Connectedness is loveliest when you can simultaneously access your separateness. And separateness is most delicious when you can feel your connectedness.
If you cannot locate the beauty in someone then there is, more often than not, something missing in you, not in them.
Where once there was an amorphous, ineffable and heavy pain in my heart there is now a sharp and clearly defined one. When once I had a shield of avoidance and the armor of numbness I now stand naked. I know why I hurt and I know the pain that is to come.
The road ahead will be faced with effort and courage but will inevitably include failures and rejections (both big and small).
It is easy (as in familiar) to live life as the responder–to only act when there is a near guarantee of getting what I want. It is terrifying to reach out when there is the possibility of nobody being there; of expressing my love when it is uncertain that the love will be reciprocated just when I need it. It is easier to be found (however dissatisfying) than to seek.
My only comfort is the pinhole of light I see on the horizon. There is lightness, love and freedom there. It is faith more than strength that is pulling me along.
In a perfect world I would have been guided toward that light when it was appropriate to be carried there. But it is not and so I will run, walk, stumble, trip and fall toward it.
My metaphors are simplistic. My writing unimaginative. But somehow that feels true and sincere. I can’t be clever about any of this. I don’t want to hide behind my restrained aphorisms and disembodied fantasy worlds because they are part of the numbness. I am excited. I am terrified. I hurt. Learning how to be alive is not easy.
For two weeks I was the real me. A me without strategies. Without strategies for my strategies. No overbearing hopelessness and cynicism. No heavy footed gait. I felt the strength of my body and enjoyed it. The world and the people I love were vibrant and beautiful. I was kind, smart and–dare I say it?–even sexy. I could receive love because I could feel love for myself. I was dynamic. I could feel my life force. And yet it was all very serene–not a manic period of exuberance. I could feel everything and tolerate it: love, sadness, joy and anger. It was life. I was alive.
Then a few tiny setbacks: a night without enough sleep. A tiny rupture with a friend. An annoying interaction with–don’t laugh–a car dealership. And now I can feel the pull toward the familiar; toward the false self; toward that place where I spent my life hoping I would be found. Only it’s not there. It feels like I’m being pulled toward a home that has been bulldozed to the ground. And yet I can’t quite access the real me either. Not fully.
I am in limbo: not quite the real me but without the painful comfort of the false me that has been destroyed. I feel like I am grieving the loss of the familiar place but cannot fully embrace the new one. Home was helplessness and collapse. Home was a lonely and self-abusive place. But it was home.

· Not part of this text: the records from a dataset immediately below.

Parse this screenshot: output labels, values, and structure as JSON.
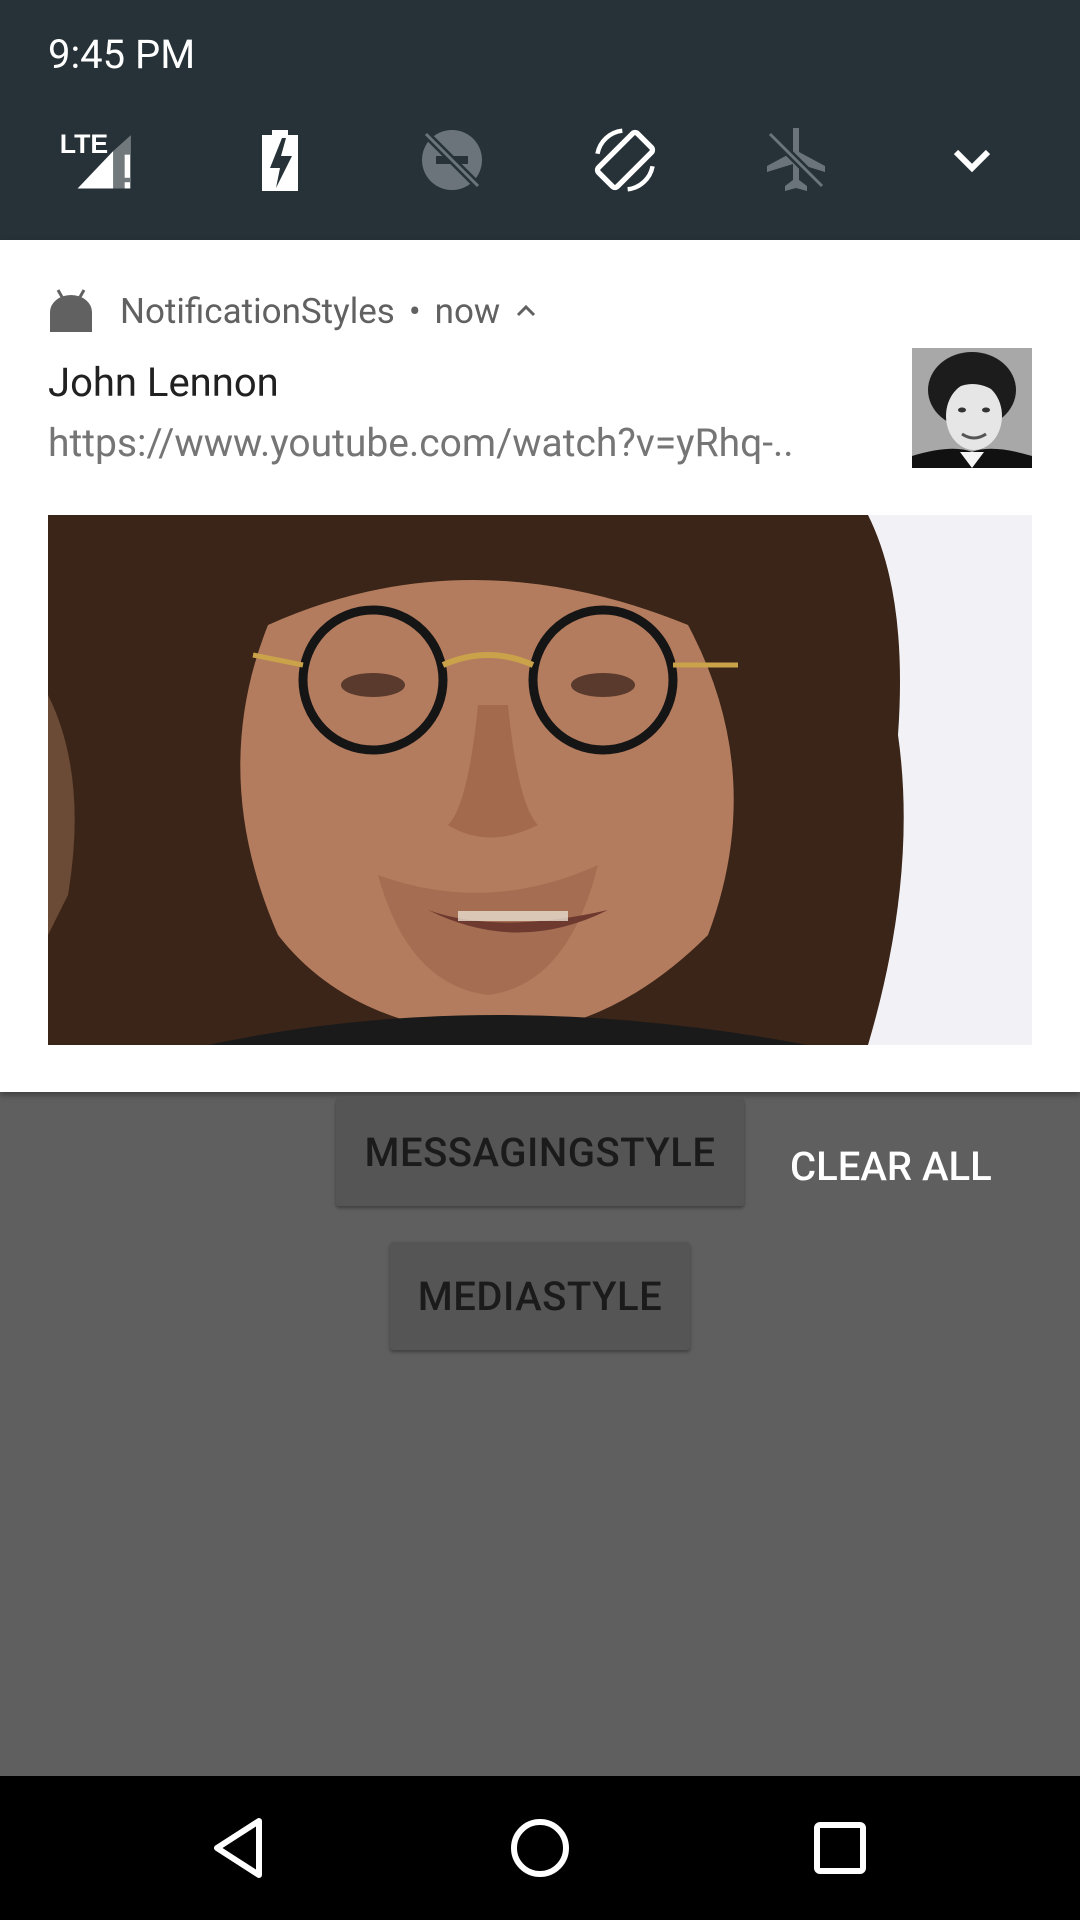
{
  "status": {
    "time": "9:45 PM",
    "tiles": [
      "lte-signal-icon",
      "battery-saver-icon",
      "dnd-off-icon",
      "auto-rotate-icon",
      "airplane-mode-icon",
      "expand-chevron-icon"
    ],
    "colors": {
      "header_bg": "#263238"
    }
  },
  "notification": {
    "app_name": "NotificationStyles",
    "separator": "•",
    "time": "now",
    "title": "John Lennon",
    "text": "https://www.youtube.com/watch?v=yRhq-..",
    "large_icon": "john-lennon-thumbnail",
    "big_picture": "john-lennon-portrait"
  },
  "app": {
    "buttons": [
      "MESSAGINGSTYLE",
      "MEDIASTYLE"
    ],
    "clear_all": "CLEAR ALL"
  },
  "navbar": {
    "buttons": [
      "back-icon",
      "home-icon",
      "recents-icon"
    ]
  }
}
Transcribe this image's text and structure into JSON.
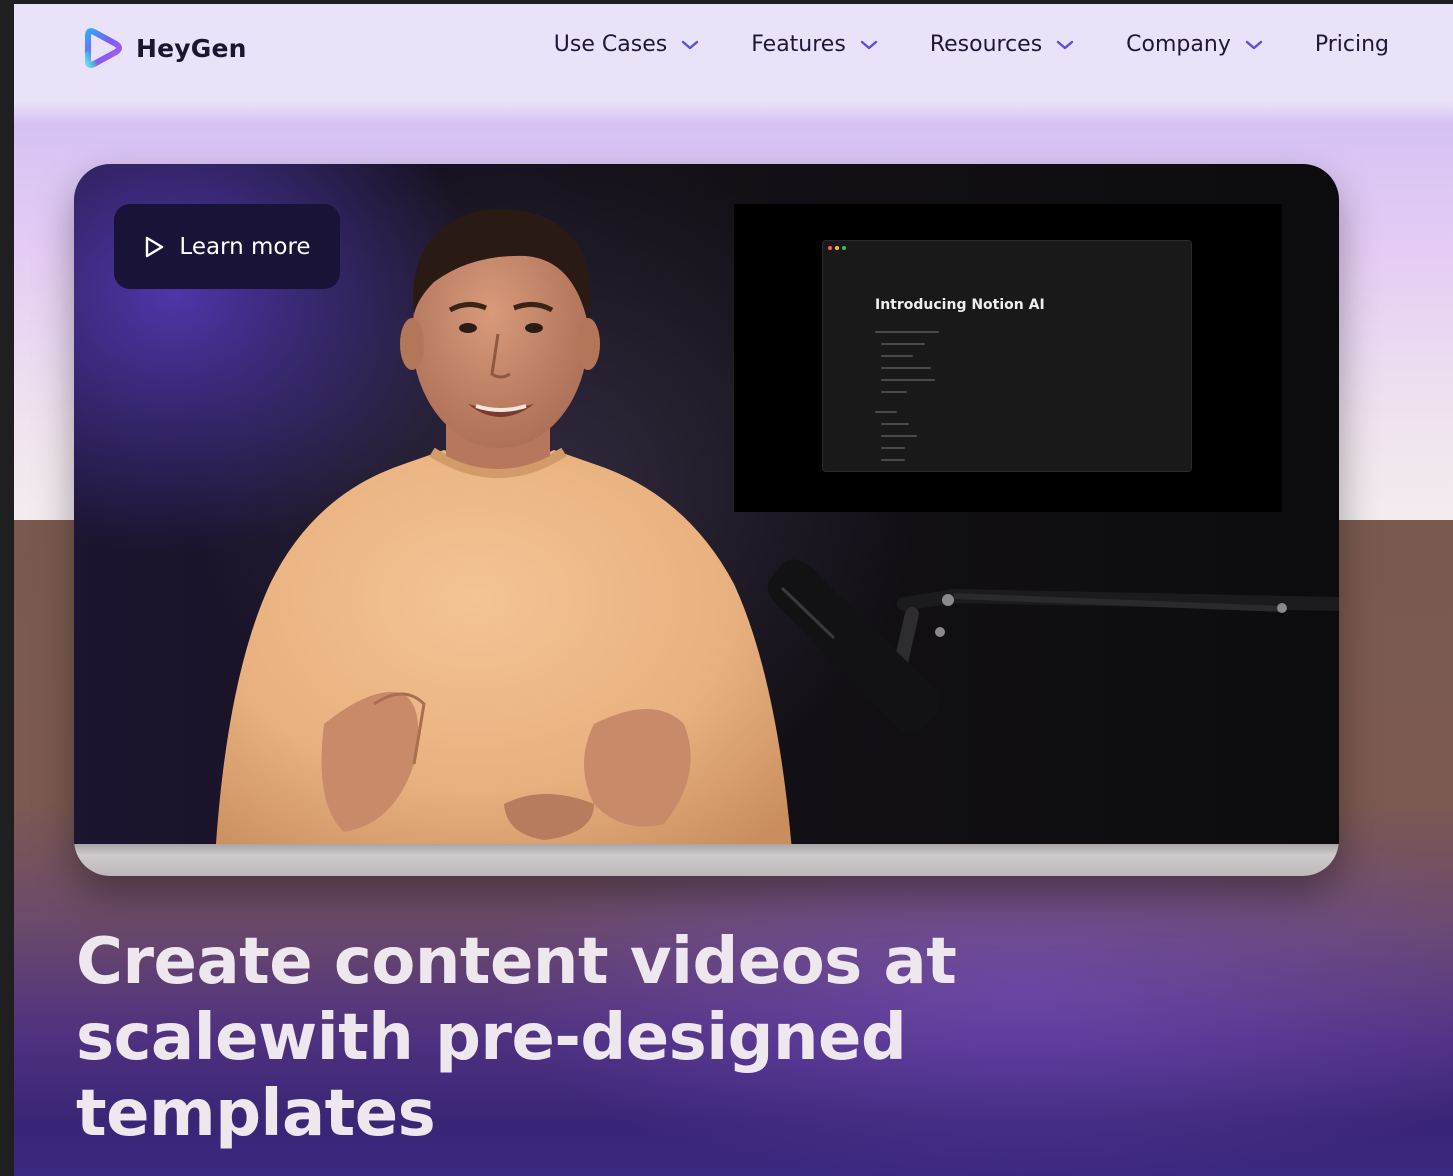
{
  "brand": {
    "name": "HeyGen"
  },
  "nav": {
    "items": [
      {
        "label": "Use Cases",
        "has_dropdown": true
      },
      {
        "label": "Features",
        "has_dropdown": true
      },
      {
        "label": "Resources",
        "has_dropdown": true
      },
      {
        "label": "Company",
        "has_dropdown": true
      },
      {
        "label": "Pricing",
        "has_dropdown": false
      }
    ]
  },
  "hero": {
    "learn_more_label": "Learn more",
    "screen_title": "Introducing Notion AI",
    "headline_lines": [
      "Create content videos at",
      "scalewith pre-designed",
      "templates"
    ]
  },
  "icons": {
    "logo": "heygen-logo-icon",
    "dropdown": "chevron-down-icon",
    "play": "play-icon"
  },
  "colors": {
    "header_bg": "#e9e2f8",
    "nav_text": "#1e1838",
    "accent_chevron": "#5b4fd6",
    "button_bg": "#1a1338",
    "headline_text": "#efe7ee"
  }
}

Maybe this is simply the grief I need to go through to full embody the authentic me that I tried on for two weeks. Somehow it feels like I need to trust that I’m moving toward myself but I would be lying if I said I wasn’t scared. There is no turning back now.
How much pain there is in having needs that I alone cannot fulfill. I turn away from myself and become the emptiness I feel.
The very work that wearies my soul keeps me alive. What would become of me if I did not attend to the needs of others? When once this was a way of vicariously fulfilling myself now it is simply a way to keep my heart beating.
My legs move in circles on this exercise machine. I look out at the gym and realize that I do not feel connected to anyone or anything. I keep the emptiness confined to this corner of the universe. Indifference hurts and I do not wish to hurt the world in the way that it has hurt me. I realize that however misguided it may be, this narrative makes me the pathetic hero of a pathetic tale. It allows me to stay connected to some semblance of my humanity.
I am not above lying to myself. The hunger that defines my very being is both an essential truth and a miserable lie. The only thing I can say with certainty is that I am tired. Too tired for this day. Too tired to finish this entry.
A meeting of two loving and lonely hearts. Too sad for pretense or charm. Longing looks of gratitude. Warm teary eyes lock upon one another and look away. We see in one another the parts that have yet to come forward: the lightness and the rage. I catch a whiff of the future laughter and conflict that will transpire between our reactive—if self-aware—fiery souls. I will fall for this person (as is my lonely soul’s wont) and have to grieve the unrequited part of my love to enjoy the other parts. Perhaps the grief has already begun, even as they sit next to me on the couch.
I reach exhaustion. I hold back saying this because I know they have a prior engagement to which they must soon attend. I am simultaneously sated and empty. I walk her to her car. We embrace tightly. I can feel the mutual insatiability in our hug as well as the safety of knowing that we both recognize our insatiability.
I lack spirit. My life force is low. It has grown increasingly so lately. Even a potentially healing experience increases the emptiness since it serves to remind me that what I seek cannot be found within another. What a sad and saving grace it is to know that. A knowledge that has allowed me to hold onto the love that is in my life.
I look inside myself and realize that whatever it is I need from myself is not there right now. I turn to food. I binge. I limit myself to vegetables and hummus—my tiny victory for the day.
I often grieve imaginary deaths to avoid the pain of my real losses.